ATLANTA (CN) — A global business payments company found to have charged customers millions in unauthorized fees asked an 11th Circuit Court of Appeals panel on Tuesday to invalidate a Georgia federal judge’s order prohibiting the company from making deceptive claims to customers about its fuel card products.
A 2023 permanent injunction stemming from 2019 Federal Trade Commission lawsuit permanently bars Corpay — formerly known as FleetCor Technologies — from selling or charging for add-on services without first securing customers’ express informed consent, prohibits the company from making misrepresentations to customers related to fees and timing of payments and blocks the company from failing to credit timely customer payments.
Corpay called the injunction terms “quite onerous” and said the injunction lets the FTC micromanage the company’s relationship with customers.
Arguing on behalf of the company, attorney Donald Verrilli of Munger, Tolles & Olson, raised issue with portions of the order requiring Corpay to obtain customers’ express informed consent by “conspicuously disclosing” each fee the company charges and prohibiting the company from hiding fee disclosures behind a hyperlink.
“Customers have a reasonable opportunity to avoid unwanted fees by clicking on a hyperlink, looking at a prominently-displayed box of their fees and choosing whether to consent or not,” Verrilli said.

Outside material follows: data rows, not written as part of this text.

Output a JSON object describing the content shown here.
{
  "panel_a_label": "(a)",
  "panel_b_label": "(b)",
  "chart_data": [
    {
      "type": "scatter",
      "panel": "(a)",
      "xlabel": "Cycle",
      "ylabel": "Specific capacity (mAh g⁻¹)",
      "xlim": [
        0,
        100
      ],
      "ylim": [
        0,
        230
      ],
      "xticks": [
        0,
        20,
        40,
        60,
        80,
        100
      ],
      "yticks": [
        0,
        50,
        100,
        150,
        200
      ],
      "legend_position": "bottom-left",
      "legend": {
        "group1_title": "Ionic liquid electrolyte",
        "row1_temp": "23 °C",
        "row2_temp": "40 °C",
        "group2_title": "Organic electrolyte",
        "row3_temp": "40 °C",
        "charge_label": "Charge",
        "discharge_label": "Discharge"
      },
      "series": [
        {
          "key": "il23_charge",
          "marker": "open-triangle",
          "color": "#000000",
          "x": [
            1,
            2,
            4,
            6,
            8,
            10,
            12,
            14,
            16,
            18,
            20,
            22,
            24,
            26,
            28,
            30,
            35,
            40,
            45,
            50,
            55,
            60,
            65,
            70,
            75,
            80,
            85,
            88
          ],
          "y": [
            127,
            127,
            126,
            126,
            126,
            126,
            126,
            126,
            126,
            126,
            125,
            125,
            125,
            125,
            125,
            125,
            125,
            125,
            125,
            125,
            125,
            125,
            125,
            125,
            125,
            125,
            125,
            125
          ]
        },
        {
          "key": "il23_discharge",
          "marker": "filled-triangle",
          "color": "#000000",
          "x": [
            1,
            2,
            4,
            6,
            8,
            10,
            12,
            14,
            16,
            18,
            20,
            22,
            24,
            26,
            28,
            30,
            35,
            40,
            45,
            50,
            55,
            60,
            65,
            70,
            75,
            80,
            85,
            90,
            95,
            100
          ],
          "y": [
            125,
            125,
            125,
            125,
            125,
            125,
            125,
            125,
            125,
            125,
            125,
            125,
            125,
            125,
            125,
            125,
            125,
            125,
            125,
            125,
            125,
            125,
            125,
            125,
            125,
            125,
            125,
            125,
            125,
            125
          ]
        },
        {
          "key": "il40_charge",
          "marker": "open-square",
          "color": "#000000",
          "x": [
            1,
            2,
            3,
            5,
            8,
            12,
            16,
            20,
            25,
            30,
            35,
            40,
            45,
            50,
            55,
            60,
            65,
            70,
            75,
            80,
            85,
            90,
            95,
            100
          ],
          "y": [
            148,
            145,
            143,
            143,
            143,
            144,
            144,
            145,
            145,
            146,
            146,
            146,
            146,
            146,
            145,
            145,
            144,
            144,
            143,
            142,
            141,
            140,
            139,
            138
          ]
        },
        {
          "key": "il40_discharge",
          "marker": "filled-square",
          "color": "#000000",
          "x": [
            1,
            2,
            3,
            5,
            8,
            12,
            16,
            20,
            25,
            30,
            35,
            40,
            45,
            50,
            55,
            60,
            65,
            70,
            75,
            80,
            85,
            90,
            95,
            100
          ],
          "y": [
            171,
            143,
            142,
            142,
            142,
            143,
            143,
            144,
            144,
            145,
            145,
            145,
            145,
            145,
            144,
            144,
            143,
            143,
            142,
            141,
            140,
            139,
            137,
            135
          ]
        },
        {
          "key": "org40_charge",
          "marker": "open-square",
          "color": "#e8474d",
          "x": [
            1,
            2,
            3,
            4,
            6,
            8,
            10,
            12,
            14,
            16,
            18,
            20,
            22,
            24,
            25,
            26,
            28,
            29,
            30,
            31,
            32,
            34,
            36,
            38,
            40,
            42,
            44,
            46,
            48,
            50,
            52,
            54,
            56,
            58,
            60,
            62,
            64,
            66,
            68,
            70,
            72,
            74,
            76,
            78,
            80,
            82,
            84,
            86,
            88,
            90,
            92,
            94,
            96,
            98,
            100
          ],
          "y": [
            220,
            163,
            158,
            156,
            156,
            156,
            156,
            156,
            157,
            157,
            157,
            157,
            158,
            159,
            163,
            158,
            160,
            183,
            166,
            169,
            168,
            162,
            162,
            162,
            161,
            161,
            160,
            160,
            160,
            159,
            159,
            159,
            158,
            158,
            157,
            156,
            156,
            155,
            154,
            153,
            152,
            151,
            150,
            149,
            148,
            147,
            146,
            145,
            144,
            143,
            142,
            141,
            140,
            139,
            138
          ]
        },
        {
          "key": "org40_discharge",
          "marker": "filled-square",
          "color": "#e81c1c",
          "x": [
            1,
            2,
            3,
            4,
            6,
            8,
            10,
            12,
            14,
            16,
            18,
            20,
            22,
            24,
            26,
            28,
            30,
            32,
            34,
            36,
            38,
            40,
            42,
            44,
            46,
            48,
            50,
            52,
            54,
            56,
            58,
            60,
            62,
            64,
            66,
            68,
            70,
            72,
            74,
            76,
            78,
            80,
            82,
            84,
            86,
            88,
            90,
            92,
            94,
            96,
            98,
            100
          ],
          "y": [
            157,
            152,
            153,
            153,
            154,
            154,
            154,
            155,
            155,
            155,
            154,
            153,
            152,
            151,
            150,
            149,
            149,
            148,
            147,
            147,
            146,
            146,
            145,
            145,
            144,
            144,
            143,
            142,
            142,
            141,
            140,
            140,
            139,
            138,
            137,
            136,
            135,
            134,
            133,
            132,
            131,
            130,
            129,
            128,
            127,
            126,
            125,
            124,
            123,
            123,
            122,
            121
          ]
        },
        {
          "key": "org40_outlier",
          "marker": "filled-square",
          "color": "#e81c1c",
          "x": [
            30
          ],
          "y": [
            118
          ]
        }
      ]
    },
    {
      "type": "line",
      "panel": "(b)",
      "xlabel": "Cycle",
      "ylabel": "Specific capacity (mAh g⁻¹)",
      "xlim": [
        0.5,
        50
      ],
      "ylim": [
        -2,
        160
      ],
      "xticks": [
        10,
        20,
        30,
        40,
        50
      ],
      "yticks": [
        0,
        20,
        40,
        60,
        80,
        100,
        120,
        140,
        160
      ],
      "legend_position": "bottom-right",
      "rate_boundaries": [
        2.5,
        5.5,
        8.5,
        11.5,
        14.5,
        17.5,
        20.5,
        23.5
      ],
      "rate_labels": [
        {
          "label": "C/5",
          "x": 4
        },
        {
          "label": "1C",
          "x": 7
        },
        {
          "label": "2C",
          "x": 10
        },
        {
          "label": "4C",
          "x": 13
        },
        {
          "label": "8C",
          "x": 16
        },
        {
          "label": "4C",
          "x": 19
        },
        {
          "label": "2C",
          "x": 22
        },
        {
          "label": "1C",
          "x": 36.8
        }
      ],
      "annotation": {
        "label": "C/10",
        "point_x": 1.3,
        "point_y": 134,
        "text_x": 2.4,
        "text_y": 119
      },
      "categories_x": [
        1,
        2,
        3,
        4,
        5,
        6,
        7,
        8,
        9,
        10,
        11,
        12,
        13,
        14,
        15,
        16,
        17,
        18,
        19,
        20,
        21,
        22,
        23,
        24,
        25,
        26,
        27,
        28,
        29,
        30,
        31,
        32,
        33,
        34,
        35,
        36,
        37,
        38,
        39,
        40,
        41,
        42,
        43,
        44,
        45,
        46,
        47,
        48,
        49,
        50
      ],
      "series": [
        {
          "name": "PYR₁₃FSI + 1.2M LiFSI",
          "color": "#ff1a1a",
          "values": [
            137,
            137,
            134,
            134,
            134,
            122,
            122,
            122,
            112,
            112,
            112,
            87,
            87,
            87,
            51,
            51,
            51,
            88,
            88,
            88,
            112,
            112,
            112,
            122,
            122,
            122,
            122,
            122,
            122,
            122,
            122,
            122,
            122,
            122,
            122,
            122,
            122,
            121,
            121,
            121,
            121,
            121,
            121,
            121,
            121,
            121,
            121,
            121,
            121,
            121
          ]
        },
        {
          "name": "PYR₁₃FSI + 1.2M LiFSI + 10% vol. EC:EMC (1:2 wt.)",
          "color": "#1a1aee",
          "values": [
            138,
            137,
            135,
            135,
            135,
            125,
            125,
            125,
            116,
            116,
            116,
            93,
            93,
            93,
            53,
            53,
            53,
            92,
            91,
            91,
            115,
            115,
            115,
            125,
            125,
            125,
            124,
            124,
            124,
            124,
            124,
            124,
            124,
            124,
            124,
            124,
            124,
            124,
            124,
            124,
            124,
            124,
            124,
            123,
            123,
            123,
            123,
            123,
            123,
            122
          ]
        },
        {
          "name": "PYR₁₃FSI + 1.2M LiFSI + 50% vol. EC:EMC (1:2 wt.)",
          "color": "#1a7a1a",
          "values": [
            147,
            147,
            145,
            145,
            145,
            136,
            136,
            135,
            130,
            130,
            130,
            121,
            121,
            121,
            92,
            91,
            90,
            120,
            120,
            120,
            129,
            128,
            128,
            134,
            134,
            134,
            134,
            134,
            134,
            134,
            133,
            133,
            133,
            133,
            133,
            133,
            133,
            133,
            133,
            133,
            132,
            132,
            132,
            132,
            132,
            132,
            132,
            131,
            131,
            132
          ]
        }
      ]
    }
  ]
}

U.S. Circuit Judge Barbara Lagoa, a Donald Trump appointee, appeared to agree with Verrilli, noting that using hyperlinks to disclose terms and conditions is lawfully allowed throughout the industry.
The FTC argued to the panel that Corpay’s past conduct is reason enough to bar it from using hyperlinks.
“There is a long history of FleetCor not just failing to disclose fees but affirmatively hiding fees from consumers. What FleetCor wants to be able to do here is continue hiding fees,” FTC attorney Matthew Hoffman said. “Most people never click on the hyperlink and FleetCor knows that. The reason they want to do a hyperlink is because they know most people aren’t going to see those disclosures.”
Verrilli also argued the injunction is unnecessary because Corpay launched new consent procedures in 2020 and “completely overhauled” its systems. U.S. District Judge Amy Totenberg wrongly concluded when granting summary judgment to the FTC in 2022 that his client’s unlawful conduct might reoccur, the attorney said.
“I think it’s quite obvious given that the procedures we adopted in 2020 and were using at the time of the injunction in 2023 are lawful,” Verrilli said. “All the district court had to do was order us to keep doing what we were doing.”
Hoffman noted Totenberg already heard Corpay’s evidence of the supposed changes to its system but wasn’t convinced.
“[Totenberg] determined this was what was reasonably necessary to prevent future violations,” Hoffman said.
Senior U.S. Circuit Judge Charles Wilson appeared to agree with the FTC.
“When I look at the record I don’t see any assurances by FleetCor indicating any intention to avoid any future violations of [the law],” the Bill Clinton appointee said.
U.S. Circuit Judge Robin Rosenbaum, a Barack Obama appointee said she believed the injunction was remedial.
“Particularly towards existing customers who were lured in by the failure to disclose fees and by the fraudulent advertising,” she added.
But Lagoa questioned how Totenberg could have determined an ongoing harm to customers existed when the lower court’s findings were limited to Corpay’s conduct before changing its policies.
Hoffman said there was evidence of ongoing conduct from the company’s own marketing surveys, including a February 2020 survey of 70 customers which found 53% of them left the company because they felt misled by undisclosed fees.
The FTC estimated Corpay caused $213 million in damages to customers from unfair late fee billing and approximately $320 million in damages related to other unauthorized fees. The commission abandoned its claim for monetary relief after the U.S. Supreme Court ruled in 2021 that Section 13(b) of the Federal Trade Commission Act does not authorize the agency to seek restitution or disgorgement of profits.
Corpay markets and sells fuel cards to mostly small- and medium-sized business operations that then distribute the cards to employees to use for fuel, vehicle maintenance and other goods and services.
The company’s advertisements falsely promised gas discounts, no transaction fees and the ability to limit employee spending. Corpay also charged late fees even when customers paid on time.
Totenberg found that the company violated Section 5 of the Federal Trade Commission Act through its false advertisements and by charging customers hidden fees for fuel cards, failed to inform most customers about fees when they signed up and did not make its terms and conditions available online until 2017. The company instead mailed customers a copy of the terms and conditions in a tiny font only after they signed up for fuel cards.
The panel did not indicate when it will issue a decision.